Another important consideration is taking conversations offline. A public apology and a transparent ownership of any mistakes are great tools for showing customers that you care. However, consider the implications of offering a solution publicly: you could set a precedent for every customer to want the same outcome; you could even encourage unscrupulous people to make false complaints if you’ve offered public compensation before.

There might be occasions where you need to have a conversation about sensitive data like account numbers or contact details, and a Facebook wall just isn’t the place to do it. Have a process in place for apologising publicly but then letting the customer know that you will contact them privately with the outcome or to take more information – don’t push the initiative back on to the complainant to complain again elsewhere, especially via a channel they did not approach you from.

 Embrace Technology with Technology

Invest in software that will analyse your social media presence and the feedback you’re getting from customers on the main channels like Facebook and Twitter.

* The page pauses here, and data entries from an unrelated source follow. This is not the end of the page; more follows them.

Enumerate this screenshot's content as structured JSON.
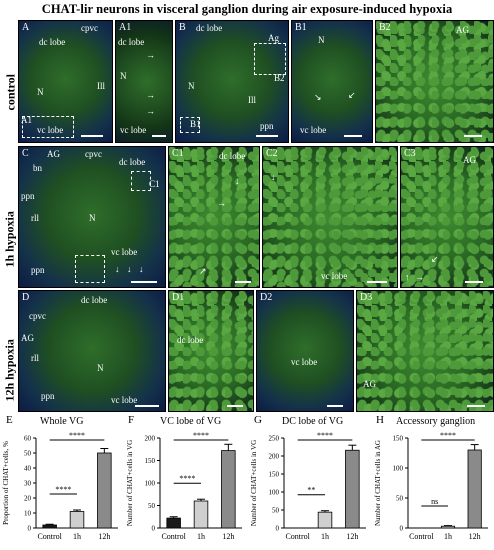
{
  "title": "CHAT-lir neurons in visceral ganglion during air exposure-induced hypoxia",
  "row_labels": [
    "control",
    "1h hypoxia",
    "12h hypoxia"
  ],
  "panels": {
    "A": {
      "label": "A",
      "tags": [
        "dc lobe",
        "cpvc",
        "N",
        "Ill",
        "vc lobe",
        "A1"
      ]
    },
    "A1": {
      "label": "A1",
      "tags": [
        "dc lobe",
        "N",
        "vc lobe"
      ]
    },
    "B": {
      "label": "B",
      "tags": [
        "dc lobe",
        "Ag",
        "N",
        "B2",
        "Ill",
        "B1",
        "ppn"
      ]
    },
    "B1": {
      "label": "B1",
      "tags": [
        "N",
        "vc lobe"
      ]
    },
    "B2": {
      "label": "B2",
      "tags": [
        "AG"
      ]
    },
    "C": {
      "label": "C",
      "tags": [
        "AG",
        "cpvc",
        "bn",
        "dc lobe",
        "C1",
        "ppn",
        "rll",
        "N",
        "vc lobe",
        "ppn"
      ]
    },
    "C1": {
      "label": "C1",
      "tags": [
        "dc lobe"
      ]
    },
    "C2": {
      "label": "C2",
      "tags": [
        "vc lobe"
      ]
    },
    "C3": {
      "label": "C3",
      "tags": [
        "AG"
      ]
    },
    "D": {
      "label": "D",
      "tags": [
        "cpvc",
        "dc lobe",
        "AG",
        "rll",
        "N",
        "ppn",
        "vc lobe"
      ]
    },
    "D1": {
      "label": "D1",
      "tags": [
        "dc lobe"
      ]
    },
    "D2": {
      "label": "D2",
      "tags": [
        "vc lobe"
      ]
    },
    "D3": {
      "label": "D3",
      "tags": [
        "AG"
      ]
    }
  },
  "chart_data": [
    {
      "panel": "E",
      "type": "bar",
      "title": "Whole VG",
      "categories": [
        "Control",
        "1h",
        "12h"
      ],
      "values": [
        2,
        11,
        50
      ],
      "errors": [
        0.5,
        1,
        3
      ],
      "ylabel": "Proportion of CHAT+cells, %",
      "ylim": [
        0,
        60
      ],
      "yticks": [
        0,
        10,
        20,
        30,
        40,
        50,
        60
      ],
      "bar_colors": [
        "#1a1a1a",
        "#cfcfcf",
        "#8a8a8a"
      ],
      "significance": [
        {
          "from": 0,
          "to": 1,
          "label": "****"
        },
        {
          "from": 0,
          "to": 2,
          "label": "****"
        }
      ]
    },
    {
      "panel": "F",
      "type": "bar",
      "title": "VC lobe of VG",
      "categories": [
        "Control",
        "1h",
        "12h"
      ],
      "values": [
        22,
        60,
        172
      ],
      "errors": [
        3,
        4,
        14
      ],
      "ylabel": "Number of CHAT+cells in VG",
      "ylim": [
        0,
        200
      ],
      "yticks": [
        0,
        50,
        100,
        150,
        200
      ],
      "bar_colors": [
        "#1a1a1a",
        "#cfcfcf",
        "#8a8a8a"
      ],
      "significance": [
        {
          "from": 0,
          "to": 1,
          "label": "****"
        },
        {
          "from": 0,
          "to": 2,
          "label": "****"
        }
      ]
    },
    {
      "panel": "G",
      "type": "bar",
      "title": "DC lobe of VG",
      "categories": [
        "Control",
        "1h",
        "12h"
      ],
      "values": [
        0,
        44,
        216
      ],
      "errors": [
        0,
        4,
        14
      ],
      "ylabel": "Number of CHAT+cells in VG",
      "ylim": [
        0,
        250
      ],
      "yticks": [
        0,
        50,
        100,
        150,
        200,
        250
      ],
      "bar_colors": [
        "#1a1a1a",
        "#cfcfcf",
        "#8a8a8a"
      ],
      "significance": [
        {
          "from": 0,
          "to": 1,
          "label": "**"
        },
        {
          "from": 0,
          "to": 2,
          "label": "****"
        }
      ]
    },
    {
      "panel": "H",
      "type": "bar",
      "title": "Accessory ganglion",
      "categories": [
        "Control",
        "1h",
        "12h"
      ],
      "values": [
        0,
        3,
        130
      ],
      "errors": [
        0,
        1,
        9
      ],
      "ylabel": "Number of CHAT+cells in AG",
      "ylim": [
        0,
        150
      ],
      "yticks": [
        0,
        50,
        100,
        150
      ],
      "bar_colors": [
        "#1a1a1a",
        "#cfcfcf",
        "#8a8a8a"
      ],
      "significance": [
        {
          "from": 0,
          "to": 1,
          "label": "ns"
        },
        {
          "from": 0,
          "to": 2,
          "label": "****"
        }
      ]
    }
  ]
}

Remember that whilst we’re focussing here on complaints, many people will share positive experiences on social media too or even seek the answers to basic service questions and these need to be identified and addressed. Every customer who comments about you on social media must be addressed; the one you overlook is the one that will escalate and damage your reputation.

You also need to be able to identify trolls – some people don’t want a genuine outcome, they just want to cause trouble. Being able to identify them and deal with them effectively is a key part of your effective strategy.

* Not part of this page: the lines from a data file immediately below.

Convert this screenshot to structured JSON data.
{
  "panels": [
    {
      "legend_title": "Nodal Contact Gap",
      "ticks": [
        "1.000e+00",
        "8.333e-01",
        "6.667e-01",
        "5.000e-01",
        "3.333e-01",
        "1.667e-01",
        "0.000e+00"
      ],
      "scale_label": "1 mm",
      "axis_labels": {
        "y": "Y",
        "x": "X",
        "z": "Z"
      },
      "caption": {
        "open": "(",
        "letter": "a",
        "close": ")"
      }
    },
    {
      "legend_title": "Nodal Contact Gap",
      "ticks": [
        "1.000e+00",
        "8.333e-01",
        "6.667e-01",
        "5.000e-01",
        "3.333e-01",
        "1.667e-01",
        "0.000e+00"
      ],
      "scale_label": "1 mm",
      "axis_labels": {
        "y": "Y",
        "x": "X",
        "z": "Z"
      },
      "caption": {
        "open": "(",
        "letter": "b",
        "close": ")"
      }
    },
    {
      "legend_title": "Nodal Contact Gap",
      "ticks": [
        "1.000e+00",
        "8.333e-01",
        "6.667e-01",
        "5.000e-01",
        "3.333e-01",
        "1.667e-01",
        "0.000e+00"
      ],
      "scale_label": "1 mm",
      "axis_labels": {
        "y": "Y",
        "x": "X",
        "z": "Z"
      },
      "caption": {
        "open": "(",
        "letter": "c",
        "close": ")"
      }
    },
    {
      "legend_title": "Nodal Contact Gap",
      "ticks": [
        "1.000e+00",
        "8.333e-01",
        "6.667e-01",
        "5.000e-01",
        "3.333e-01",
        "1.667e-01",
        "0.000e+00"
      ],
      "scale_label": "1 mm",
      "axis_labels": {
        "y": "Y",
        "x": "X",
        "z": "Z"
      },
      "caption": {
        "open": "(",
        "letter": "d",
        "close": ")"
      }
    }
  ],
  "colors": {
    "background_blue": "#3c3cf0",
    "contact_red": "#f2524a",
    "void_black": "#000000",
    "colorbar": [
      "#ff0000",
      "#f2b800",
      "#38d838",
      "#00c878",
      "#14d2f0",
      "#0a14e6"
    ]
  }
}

Again, look to your processes – do your employees know what to do if they suspect they are being trolled? Knowledge is power so make sure you teach them how to handle this potentially sensitive public situation.

Technology can help you to catch negative feedback before it escalates. Rather than leave it to chance, have a system that alerts you to a problem and get your team to resolve it within a set time – you could even route the problem to the most capable team member to resolve it.

Your Next Steps

Communication at all levels of your company is vital. It’s no good making social media management decisions in the boardroom and simply handing off responsibility to the Marketing team – you need everyone on board. Customer Service need to work with Marketing to make sure they have aligned skills and knowledge about best customer service practice.

The cleanest approach is to have a clear vision that is shared throughout the business, to ensure Marketing provides great feedback and reports on social media analysis and that Customer Service craft great responses that align with the company’s aims and objectives. For those with a separate complaints team, you need to bridge the divide and allow for one team or a connected team.

Effective social media management will help you to develop and maintain a healthy brand and will improve your relationship with your customers. Your customers are talking about you anyway, so you have nothing to lose – and much to gain – by giving them a platform to talk to you via their favourite sites, with you in control.

Remember that mission statement so lovingly crafted that’s lost in the weeds on your website? Use it. Reinforce it daily and show it working publicly through social channels.